Live-streaming quickly went from a cool, nice-to-have capability for many businesses and creators to an essential aspect of reaching your audience in an extremely short period of time. It may be unfortunate circumstances that caused this shift, but it is requiring a lot of people learning a lot about how to get the best quality they can for their streams. And to get the best quality it is not as simple as plugging your camera into a computer.
One of the best tech experts on YouTube today is Curtis Judd, and he took a deep dive into his very nice streaming setup. Of course, you could just pick up a webcam or use the one built into your computer. If that is all you want you probably aren’t going to bother watching this video anyway. This is some serious equipment and not exactly for beginners, though Judd does throw in some tips for beginners.
To do live streaming well, you need a camera. Of course. If you have a camera like the Canon C200 Judd is using, that will do an amazing job. Basically any camera with an HDMI or SDI output will do the trick.
They will also be loads better than any webcam. Some camcorders and professional cameras will even offer built-in streaming options for connecting directly to computers too. If you are looking to upgrade your camera that is something to keep an eye on.
The next step in the streaming journey is a capture device (if your camera doesn’t have direct connection capabilities). Judd opts to use the Blackmagic Design ATEM Mini, which functions as both a switcher and capture card.
It takes four HDMI inputs and allows for simple control over the output which is then sent to a computer over USB. Alternatives to the ATEM are simple capture devices – things like the UltraStudio Mini Recorder or AJA U-TAP.
Audio is one of Judd’s specialties, and it is serious on his streams. He uses a Shure SM7B connected to a Sound Devices MixPre, two quite impressive options for audio recording. Dedicated audio recorders have distinct benefits over just going into the camera, usually in terms of quality.
There is a lot more gain before noise creeps in and the limiters are top-notch. Also, a MixAssist feature automatically turns down the gain on audio inputs when people aren’t talking for and even cleaner mix.
For getting audio into your stream, you can do it a few ways. The first is to take advantage of the MixPre’s audio interface mode. Judd’s approach is to send the MixPre’s output to the C200 to ensure that the audio remains synced. This will be harder since the video will take longer to send out than the audio will and can make it lose sync quite easily.
An affordable alternative is a USB mic, like the Rode NT-USB Mini. You will need to apply an audio offset in your streaming app. Testing this before you go live will be critical. By recording a test stream with a clap or other visual and audio signal, you can take that into your NLE and find out how many frames it is off by to set your offset. You can also just use a regular headset or another mic that goes directly into your computer if that is all you have.
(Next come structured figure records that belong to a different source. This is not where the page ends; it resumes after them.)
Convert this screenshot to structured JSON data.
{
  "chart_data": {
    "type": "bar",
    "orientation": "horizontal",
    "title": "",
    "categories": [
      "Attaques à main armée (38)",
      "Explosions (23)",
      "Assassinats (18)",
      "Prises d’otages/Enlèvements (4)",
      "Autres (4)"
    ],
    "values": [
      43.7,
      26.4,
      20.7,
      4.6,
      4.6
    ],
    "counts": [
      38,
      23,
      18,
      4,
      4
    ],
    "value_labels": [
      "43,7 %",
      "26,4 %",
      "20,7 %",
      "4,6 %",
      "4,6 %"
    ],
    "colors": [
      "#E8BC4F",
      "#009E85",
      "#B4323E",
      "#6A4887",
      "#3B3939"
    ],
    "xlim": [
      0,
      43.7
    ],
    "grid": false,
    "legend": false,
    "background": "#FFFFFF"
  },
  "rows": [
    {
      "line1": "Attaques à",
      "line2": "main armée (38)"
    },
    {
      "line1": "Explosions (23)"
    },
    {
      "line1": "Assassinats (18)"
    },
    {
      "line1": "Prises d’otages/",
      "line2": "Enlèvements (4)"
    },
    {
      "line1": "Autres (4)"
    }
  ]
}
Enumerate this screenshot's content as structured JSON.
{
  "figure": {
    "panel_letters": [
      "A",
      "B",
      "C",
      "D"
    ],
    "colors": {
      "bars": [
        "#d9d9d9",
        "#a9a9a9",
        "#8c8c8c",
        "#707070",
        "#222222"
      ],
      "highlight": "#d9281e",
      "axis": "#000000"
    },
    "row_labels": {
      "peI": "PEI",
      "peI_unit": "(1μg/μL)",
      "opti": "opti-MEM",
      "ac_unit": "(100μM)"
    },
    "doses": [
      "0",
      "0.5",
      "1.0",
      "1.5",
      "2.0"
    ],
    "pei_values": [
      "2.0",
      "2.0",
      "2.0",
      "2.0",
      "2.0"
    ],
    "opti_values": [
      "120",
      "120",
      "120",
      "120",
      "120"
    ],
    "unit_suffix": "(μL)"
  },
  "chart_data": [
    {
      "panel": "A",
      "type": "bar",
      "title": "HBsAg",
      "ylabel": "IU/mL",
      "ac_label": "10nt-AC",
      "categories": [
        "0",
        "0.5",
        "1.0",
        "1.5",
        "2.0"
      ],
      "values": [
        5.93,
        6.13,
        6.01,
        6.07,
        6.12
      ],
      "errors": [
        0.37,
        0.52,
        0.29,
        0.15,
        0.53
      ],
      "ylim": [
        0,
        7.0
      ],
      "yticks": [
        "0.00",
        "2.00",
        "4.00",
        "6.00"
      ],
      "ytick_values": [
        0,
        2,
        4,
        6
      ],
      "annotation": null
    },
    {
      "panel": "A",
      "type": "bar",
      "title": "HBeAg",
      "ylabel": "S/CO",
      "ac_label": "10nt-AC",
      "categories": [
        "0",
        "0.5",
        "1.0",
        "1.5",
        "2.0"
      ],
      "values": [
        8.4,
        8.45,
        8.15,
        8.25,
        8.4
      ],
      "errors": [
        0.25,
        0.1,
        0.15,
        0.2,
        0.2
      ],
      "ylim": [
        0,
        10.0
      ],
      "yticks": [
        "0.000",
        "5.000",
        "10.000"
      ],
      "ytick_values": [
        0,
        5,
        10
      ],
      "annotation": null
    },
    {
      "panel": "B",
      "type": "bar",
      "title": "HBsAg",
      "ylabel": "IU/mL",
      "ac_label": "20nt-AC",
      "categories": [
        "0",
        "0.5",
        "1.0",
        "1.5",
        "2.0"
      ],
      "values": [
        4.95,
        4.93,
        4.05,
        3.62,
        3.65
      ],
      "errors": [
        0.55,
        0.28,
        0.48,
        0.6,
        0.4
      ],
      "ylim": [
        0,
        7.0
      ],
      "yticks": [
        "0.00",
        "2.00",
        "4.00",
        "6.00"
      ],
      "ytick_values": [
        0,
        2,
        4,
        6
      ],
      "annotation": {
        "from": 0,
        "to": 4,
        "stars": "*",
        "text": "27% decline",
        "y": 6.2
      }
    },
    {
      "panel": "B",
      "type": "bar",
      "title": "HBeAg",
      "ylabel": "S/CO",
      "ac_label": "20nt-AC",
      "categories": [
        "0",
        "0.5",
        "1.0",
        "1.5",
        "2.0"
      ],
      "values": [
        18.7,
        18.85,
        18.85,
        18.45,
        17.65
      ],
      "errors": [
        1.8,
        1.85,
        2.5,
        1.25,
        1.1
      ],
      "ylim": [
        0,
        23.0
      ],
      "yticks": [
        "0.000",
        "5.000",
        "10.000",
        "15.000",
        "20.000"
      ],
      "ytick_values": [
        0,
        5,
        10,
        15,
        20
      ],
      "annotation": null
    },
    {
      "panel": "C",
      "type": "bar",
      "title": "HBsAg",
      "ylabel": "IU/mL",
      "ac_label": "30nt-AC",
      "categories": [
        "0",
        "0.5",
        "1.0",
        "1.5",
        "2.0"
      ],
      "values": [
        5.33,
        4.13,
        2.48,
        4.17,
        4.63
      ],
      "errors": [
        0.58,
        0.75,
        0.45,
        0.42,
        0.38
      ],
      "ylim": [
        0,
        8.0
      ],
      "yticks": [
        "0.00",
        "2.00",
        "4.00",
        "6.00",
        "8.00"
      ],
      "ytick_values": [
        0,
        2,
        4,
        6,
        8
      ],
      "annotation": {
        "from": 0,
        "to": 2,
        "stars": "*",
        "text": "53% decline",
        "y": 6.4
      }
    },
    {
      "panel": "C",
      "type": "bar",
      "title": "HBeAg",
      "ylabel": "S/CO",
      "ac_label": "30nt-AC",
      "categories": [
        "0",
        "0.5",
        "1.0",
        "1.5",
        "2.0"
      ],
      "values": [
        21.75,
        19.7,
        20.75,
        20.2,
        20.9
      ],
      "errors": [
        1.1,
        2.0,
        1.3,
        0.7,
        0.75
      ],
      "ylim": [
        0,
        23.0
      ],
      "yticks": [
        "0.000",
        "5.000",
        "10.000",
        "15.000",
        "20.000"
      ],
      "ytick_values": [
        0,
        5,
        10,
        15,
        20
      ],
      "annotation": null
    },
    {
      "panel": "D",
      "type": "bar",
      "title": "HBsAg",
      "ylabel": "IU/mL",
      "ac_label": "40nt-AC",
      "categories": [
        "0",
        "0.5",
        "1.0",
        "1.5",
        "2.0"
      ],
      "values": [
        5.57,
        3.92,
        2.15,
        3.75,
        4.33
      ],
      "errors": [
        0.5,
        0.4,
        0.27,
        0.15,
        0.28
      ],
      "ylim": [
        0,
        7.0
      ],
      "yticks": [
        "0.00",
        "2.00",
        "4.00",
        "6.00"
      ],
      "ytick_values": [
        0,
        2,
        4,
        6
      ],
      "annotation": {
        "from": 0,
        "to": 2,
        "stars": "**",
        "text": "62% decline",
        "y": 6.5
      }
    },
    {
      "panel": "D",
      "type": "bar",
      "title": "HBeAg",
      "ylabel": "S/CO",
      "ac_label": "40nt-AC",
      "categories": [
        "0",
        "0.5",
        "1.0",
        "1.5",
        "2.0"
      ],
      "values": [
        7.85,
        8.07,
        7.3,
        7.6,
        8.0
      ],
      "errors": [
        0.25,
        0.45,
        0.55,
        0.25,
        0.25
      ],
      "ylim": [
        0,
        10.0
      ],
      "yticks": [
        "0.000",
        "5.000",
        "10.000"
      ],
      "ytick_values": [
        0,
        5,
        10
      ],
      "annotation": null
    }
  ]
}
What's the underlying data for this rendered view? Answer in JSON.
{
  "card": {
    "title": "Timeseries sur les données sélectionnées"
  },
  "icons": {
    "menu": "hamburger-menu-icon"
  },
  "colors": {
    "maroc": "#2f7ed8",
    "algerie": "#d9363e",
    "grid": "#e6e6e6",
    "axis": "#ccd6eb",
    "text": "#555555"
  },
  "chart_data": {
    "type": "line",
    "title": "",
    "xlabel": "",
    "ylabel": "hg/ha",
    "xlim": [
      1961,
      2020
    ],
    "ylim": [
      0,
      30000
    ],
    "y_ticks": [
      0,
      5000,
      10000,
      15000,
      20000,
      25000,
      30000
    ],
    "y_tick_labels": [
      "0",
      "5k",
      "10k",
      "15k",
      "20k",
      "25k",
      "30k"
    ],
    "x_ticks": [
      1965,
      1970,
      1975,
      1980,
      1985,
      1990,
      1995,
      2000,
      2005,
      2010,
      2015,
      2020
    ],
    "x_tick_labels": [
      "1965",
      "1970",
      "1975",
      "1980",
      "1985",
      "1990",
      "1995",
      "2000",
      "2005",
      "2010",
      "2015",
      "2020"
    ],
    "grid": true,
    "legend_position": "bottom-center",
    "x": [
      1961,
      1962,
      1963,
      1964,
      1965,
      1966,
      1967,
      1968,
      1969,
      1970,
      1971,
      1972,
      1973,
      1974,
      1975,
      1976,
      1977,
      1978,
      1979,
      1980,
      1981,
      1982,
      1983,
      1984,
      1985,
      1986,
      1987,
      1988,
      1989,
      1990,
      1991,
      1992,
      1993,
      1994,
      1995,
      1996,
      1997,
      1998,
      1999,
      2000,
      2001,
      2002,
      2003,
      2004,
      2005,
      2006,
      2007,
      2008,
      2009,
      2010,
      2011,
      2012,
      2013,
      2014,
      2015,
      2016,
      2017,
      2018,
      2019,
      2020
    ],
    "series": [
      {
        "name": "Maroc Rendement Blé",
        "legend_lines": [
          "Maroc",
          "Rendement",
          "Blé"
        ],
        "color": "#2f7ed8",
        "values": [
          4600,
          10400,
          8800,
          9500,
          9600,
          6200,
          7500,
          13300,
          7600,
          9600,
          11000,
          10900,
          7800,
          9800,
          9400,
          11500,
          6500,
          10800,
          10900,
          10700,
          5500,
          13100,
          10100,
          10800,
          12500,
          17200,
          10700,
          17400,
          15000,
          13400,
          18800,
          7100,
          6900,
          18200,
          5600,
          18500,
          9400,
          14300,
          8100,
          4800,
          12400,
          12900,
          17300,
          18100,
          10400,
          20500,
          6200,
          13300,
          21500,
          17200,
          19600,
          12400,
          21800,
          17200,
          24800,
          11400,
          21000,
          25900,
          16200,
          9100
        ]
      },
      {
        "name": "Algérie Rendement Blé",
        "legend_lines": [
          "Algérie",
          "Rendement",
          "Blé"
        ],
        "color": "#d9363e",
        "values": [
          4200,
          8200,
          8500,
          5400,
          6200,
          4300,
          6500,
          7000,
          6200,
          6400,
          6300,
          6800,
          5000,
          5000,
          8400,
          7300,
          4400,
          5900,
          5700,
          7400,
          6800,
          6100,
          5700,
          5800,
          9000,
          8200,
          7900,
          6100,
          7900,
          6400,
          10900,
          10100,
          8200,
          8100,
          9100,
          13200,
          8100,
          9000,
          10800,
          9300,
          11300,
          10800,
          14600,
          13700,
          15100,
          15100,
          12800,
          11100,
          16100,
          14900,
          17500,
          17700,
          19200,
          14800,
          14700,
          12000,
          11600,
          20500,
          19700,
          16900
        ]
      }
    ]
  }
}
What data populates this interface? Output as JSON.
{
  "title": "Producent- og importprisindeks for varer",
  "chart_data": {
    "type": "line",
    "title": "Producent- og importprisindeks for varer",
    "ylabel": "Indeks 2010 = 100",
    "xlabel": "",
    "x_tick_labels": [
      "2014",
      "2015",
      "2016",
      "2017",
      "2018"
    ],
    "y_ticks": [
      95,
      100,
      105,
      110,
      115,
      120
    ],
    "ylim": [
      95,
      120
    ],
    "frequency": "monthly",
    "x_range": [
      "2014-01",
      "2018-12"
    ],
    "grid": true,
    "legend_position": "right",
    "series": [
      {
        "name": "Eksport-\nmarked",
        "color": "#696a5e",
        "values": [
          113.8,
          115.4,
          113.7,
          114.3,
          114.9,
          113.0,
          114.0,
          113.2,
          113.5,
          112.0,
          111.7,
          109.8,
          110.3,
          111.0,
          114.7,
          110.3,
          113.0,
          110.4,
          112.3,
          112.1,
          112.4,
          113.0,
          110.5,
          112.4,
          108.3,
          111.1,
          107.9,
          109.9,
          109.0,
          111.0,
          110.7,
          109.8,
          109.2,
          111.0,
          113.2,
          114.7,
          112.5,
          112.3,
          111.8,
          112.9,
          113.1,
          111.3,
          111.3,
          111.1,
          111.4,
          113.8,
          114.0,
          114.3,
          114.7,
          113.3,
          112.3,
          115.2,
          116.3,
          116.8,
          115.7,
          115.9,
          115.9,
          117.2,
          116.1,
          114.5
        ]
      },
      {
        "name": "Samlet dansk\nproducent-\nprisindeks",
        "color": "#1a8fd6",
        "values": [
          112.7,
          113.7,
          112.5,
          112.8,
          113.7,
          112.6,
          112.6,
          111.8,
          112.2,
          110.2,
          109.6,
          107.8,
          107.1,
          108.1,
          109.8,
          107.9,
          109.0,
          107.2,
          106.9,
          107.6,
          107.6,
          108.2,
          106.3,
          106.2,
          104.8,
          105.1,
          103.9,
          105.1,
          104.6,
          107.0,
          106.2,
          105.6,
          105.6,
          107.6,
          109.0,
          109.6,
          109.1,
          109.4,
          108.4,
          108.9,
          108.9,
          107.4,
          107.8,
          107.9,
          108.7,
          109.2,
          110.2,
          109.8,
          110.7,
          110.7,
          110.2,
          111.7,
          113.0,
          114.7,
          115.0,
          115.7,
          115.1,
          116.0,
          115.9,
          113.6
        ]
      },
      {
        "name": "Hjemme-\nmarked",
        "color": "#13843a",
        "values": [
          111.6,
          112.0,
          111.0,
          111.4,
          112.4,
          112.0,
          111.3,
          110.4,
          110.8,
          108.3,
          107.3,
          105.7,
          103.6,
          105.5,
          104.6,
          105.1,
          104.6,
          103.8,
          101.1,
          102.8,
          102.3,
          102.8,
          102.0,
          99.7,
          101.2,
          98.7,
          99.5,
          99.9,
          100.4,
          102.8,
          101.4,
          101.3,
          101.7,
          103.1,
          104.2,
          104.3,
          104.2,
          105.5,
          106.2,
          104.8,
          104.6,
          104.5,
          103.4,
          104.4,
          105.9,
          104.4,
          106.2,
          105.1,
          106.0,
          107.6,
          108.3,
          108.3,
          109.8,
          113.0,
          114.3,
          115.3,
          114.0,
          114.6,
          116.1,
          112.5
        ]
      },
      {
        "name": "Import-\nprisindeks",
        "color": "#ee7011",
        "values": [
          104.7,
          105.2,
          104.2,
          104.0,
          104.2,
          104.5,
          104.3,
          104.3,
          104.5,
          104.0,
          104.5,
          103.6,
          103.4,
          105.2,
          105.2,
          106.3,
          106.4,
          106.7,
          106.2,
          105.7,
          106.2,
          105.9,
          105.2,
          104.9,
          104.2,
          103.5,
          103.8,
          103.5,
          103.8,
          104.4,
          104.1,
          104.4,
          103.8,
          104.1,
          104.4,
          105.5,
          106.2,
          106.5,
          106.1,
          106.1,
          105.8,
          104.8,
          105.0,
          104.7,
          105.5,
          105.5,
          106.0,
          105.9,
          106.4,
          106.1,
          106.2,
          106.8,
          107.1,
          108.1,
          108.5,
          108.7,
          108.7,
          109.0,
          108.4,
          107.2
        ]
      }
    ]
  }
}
Single camera/audio solutions are the best for getting started. Once you get into multiple camera and mic territory the amount of equipment will multiple, as will your need for control. Streaming software can handle a good bit, but dedicated switchers and audio interfaces will make things easier.
Streaming software is the final solution as it will take all these various inputs from cameras and audio interfaces and put them all together into a format that all streaming sites like YouTube, Facebook Live, Twitch and others.
One recommended, and free, choice is OBS Studio. Paid for options include streamlabs, vMix, and Ecamm Live, which is a Mac only app that Judd uses. Ecamm is his choice because it is simple and has features like pulling the YouTube chat into the stream as a lower third.
One thing that isn’t absolutely necessary but is super useful is lighting. Judd has a serious setup with a soft light up front to light him and the products, a lamp in the background to add some ambiance, and color lights for a splash of color in the background.
This is a professional setup designed for real cameras, webcams differ in how they expose and want a more even lighting situation to avoid blown highlights and crushed shadows.
Once you actually get streaming working, Judd recommends beginners upgrade one piece at a time instead of going all-in on your setup. You can quickly spend a lot for a serious setup, but if you decide to keep going all the necessary gear will find its way into your kit eventually.